The absolute symbol [imath]\displaystyle | \cdot \cdot \cdot \cdot \cdot|[/imath] looks cute, however it is the chaos of [imath]\displaystyle 99[/imath]% of students' mistakes. I myself still solve many problems falsely because of it.
We have:
[imath]\displaystyle f(x) = \left|6x^2-33x + 45\right|[/imath]
When I was in the Duck class in the kindergarten, I have learnt that [imath]\displaystyle g(x) = |x| = \pm x [/imath] has two signs. Therefore, to avoid making mistakes, find when the function [imath]\displaystyle f(x) [/imath] has a positive sign and when it has a negative sign.
Let [imath]\displaystyle h(x) = 6x^2-33x + 45[/imath].
I will leave it for you as an exercise to show that:
[imath]\displaystyle 6x^2-33x + 45 = (2x - 5)(3x - 9)[/imath]
We want to find the values of [imath]\displaystyle x[/imath] when [imath]\displaystyle (2x - 5)(3x - 9) = 0[/imath].
[imath]\displaystyle x = 2.5, \ \ x = 3[/imath]
I will also leave it for you as an exercise to show that the function [imath]\displaystyle h(x)[/imath] is negative between [imath]\displaystyle x = 2.5 \ \text{and} \ x = 3[/imath], and positive everywhere else.
This information will give us the piecewise form of [imath]\displaystyle f(x)[/imath].
[imath]\displaystyle f(x) =\begin{cases} \ \ \ (6x^2-33x + 45), & \ \text{everywhere else} \ \\-(6x^2-33x + 45), & \ \ 2.5 < x < 3\end{cases}[/imath]

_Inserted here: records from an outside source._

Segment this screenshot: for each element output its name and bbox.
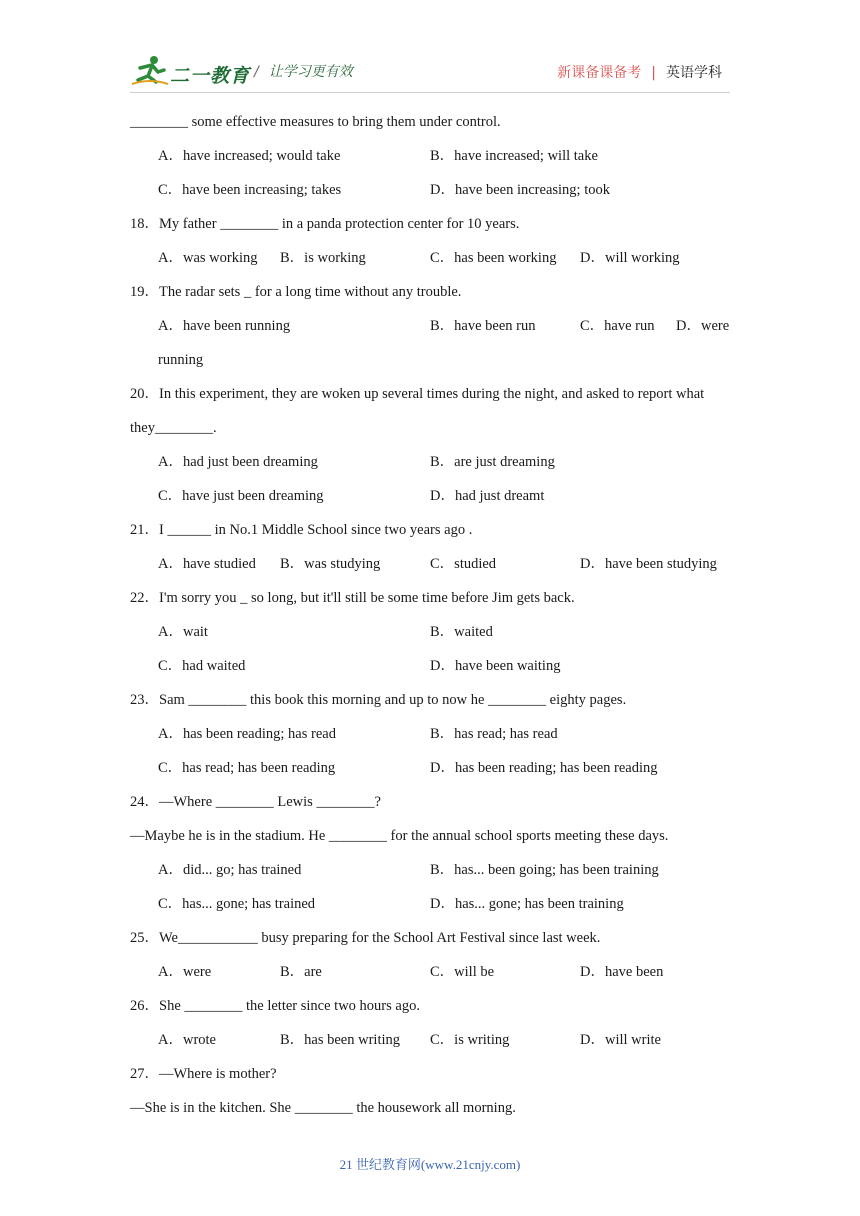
q17-stem: ________ some effective measures to bring them under control. <box>130 114 501 130</box>
q22-option-a: A．wait <box>158 624 208 640</box>
q27-stem-1: 27．—Where is mother? <box>130 1066 277 1082</box>
slogan-text: 让学习更有效 <box>268 64 353 80</box>
q25-option-a: A．were <box>158 964 212 980</box>
q27-stem-2: —She is in the kitchen. She ________ the housework all morning. <box>130 1100 516 1116</box>
q23-stem: 23．Sam ________ this book this morning and up to now he ________ eighty pages. <box>130 692 627 708</box>
q21-option-c: C．studied <box>430 556 497 572</box>
q20-options-ab <box>130 448 732 482</box>
q24-option-b: B．has... been going; has been training <box>430 862 659 878</box>
q26-option-b: B．has been writing <box>280 1032 401 1048</box>
page-footer[interactable]: 21 世纪教育网(www.21cnjy.com) <box>339 1157 521 1172</box>
q23-option-a: A．has been reading; has read <box>158 726 336 742</box>
q21-option-a: A．have studied <box>158 556 256 572</box>
q24-option-c: C．has... gone; has trained <box>158 896 316 912</box>
q21-option-d: D．have been studying <box>580 556 717 572</box>
q19-options <box>130 312 732 346</box>
q18-option-b: B．is working <box>280 250 366 266</box>
q22-options-cd <box>130 652 732 686</box>
q21-options <box>130 550 732 584</box>
q26-stem: 26．She ________ the letter since two hours ago. <box>130 998 420 1014</box>
header-separator: | <box>651 65 656 81</box>
q17-option-a: A．have increased; would take <box>158 148 341 164</box>
q25-options <box>130 958 732 992</box>
q26-option-d: D．will write <box>580 1032 661 1048</box>
q25-option-d: D．have been <box>580 964 664 980</box>
course-label: 新课备课备考 <box>557 65 642 81</box>
header-right <box>557 62 722 82</box>
q22-options-ab <box>130 618 732 652</box>
q21-option-b: B．was studying <box>280 556 381 572</box>
q20-stem-2: they________. <box>130 420 217 436</box>
q19-stem: 19．The radar sets _ for a long time without any trouble. <box>130 284 462 300</box>
q25-option-b: B．are <box>280 964 322 980</box>
q19-option-d: D．were <box>676 318 730 334</box>
q20-option-d: D．had just dreamt <box>430 488 545 504</box>
q22-option-b: B．waited <box>430 624 493 640</box>
q26-option-c: C．is writing <box>430 1032 510 1048</box>
q19-option-c: C．have run <box>580 318 655 334</box>
q18-option-a: A．was working <box>158 250 258 266</box>
q20-stem-1: 20．In this experiment, they are woken up several times during the night, and asked to report what <box>130 386 705 402</box>
subject-label: 英语学科 <box>666 65 722 81</box>
q20-option-b: B．are just dreaming <box>430 454 555 470</box>
q19-option-d-cont: running <box>158 352 204 368</box>
q23-options-ab <box>130 720 732 754</box>
q24-options-cd <box>130 890 732 924</box>
q20-option-a: A．had just been dreaming <box>158 454 318 470</box>
q17-option-c: C．have been increasing; takes <box>158 182 342 198</box>
q26-option-a: A．wrote <box>158 1032 216 1048</box>
q18-option-c: C．has been working <box>430 250 557 266</box>
q24-option-d: D．has... gone; has been training <box>430 896 624 912</box>
q18-options <box>130 244 732 278</box>
q23-option-b: B．has read; has read <box>430 726 558 742</box>
logo <box>130 54 250 88</box>
q21-stem: 21．I ______ in No.1 Middle School since two years ago . <box>130 522 473 538</box>
q19-option-b: B．have been run <box>430 318 536 334</box>
q19-options-wrap <box>130 346 732 380</box>
q22-option-c: C．had waited <box>158 658 246 674</box>
q24-stem-1: 24．—Where ________ Lewis ________? <box>130 794 381 810</box>
q22-stem: 22．I'm sorry you _ so long, but it'll still be some time before Jim gets back. <box>130 590 575 606</box>
q24-stem-2: —Maybe he is in the stadium. He ________ for the annual school sports meeting these days. <box>130 828 669 844</box>
q23-options-cd <box>130 754 732 788</box>
runner-logo-icon <box>130 54 170 88</box>
q24-options-ab <box>130 856 732 890</box>
q20-options-cd <box>130 482 732 516</box>
q23-option-d: D．has been reading; has been reading <box>430 760 658 776</box>
q17-options-ab <box>130 142 732 176</box>
q18-stem: 18．My father ________ in a panda protection center for 10 years. <box>130 216 520 232</box>
question-list <box>130 108 732 1128</box>
q22-option-d: D．have been waiting <box>430 658 561 674</box>
q25-stem: 25．We___________ busy preparing for the School Art Festival since last week. <box>130 930 601 946</box>
header-divider <box>130 92 730 93</box>
logo-text: 二一教育 <box>170 65 251 87</box>
slogan: / 让学习更有效 <box>254 64 353 80</box>
page-header <box>130 52 730 90</box>
q19-option-a: A．have been running <box>158 318 291 334</box>
q24-option-a: A．did... go; has trained <box>158 862 302 878</box>
q17-option-d: D．have been increasing; took <box>430 182 610 198</box>
q20-option-c: C．have just been dreaming <box>158 488 324 504</box>
q23-option-c: C．has read; has been reading <box>158 760 336 776</box>
q17-option-b: B．have increased; will take <box>430 148 598 164</box>
q17-options-cd <box>130 176 732 210</box>
q18-option-d: D．will working <box>580 250 680 266</box>
q25-option-c: C．will be <box>430 964 495 980</box>
q26-options <box>130 1026 732 1060</box>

Now we can safely set correct integrals:
[imath]\displaystyle\int_{0}^{5} f(x) \ dx = \int_{0}^{5} \left|6x^2-33x + 45\right| \ dx[/imath]
[imath]= \displaystyle \int_{0}^{2.5} \left(6x^2-33x + 45\right) \ dx + \int_{2.5}^{3} -\left(6x^2-33x + 45\right) \ dx + \int_{3}^{5} \left(6x^2-33x + 45\right) \ dx = 62.75[/imath]
The wrong approach was:
[imath]\displaystyle\int_{0}^{5} \left(6x^2-33x + 45\right) \ dx = 62.5[/imath]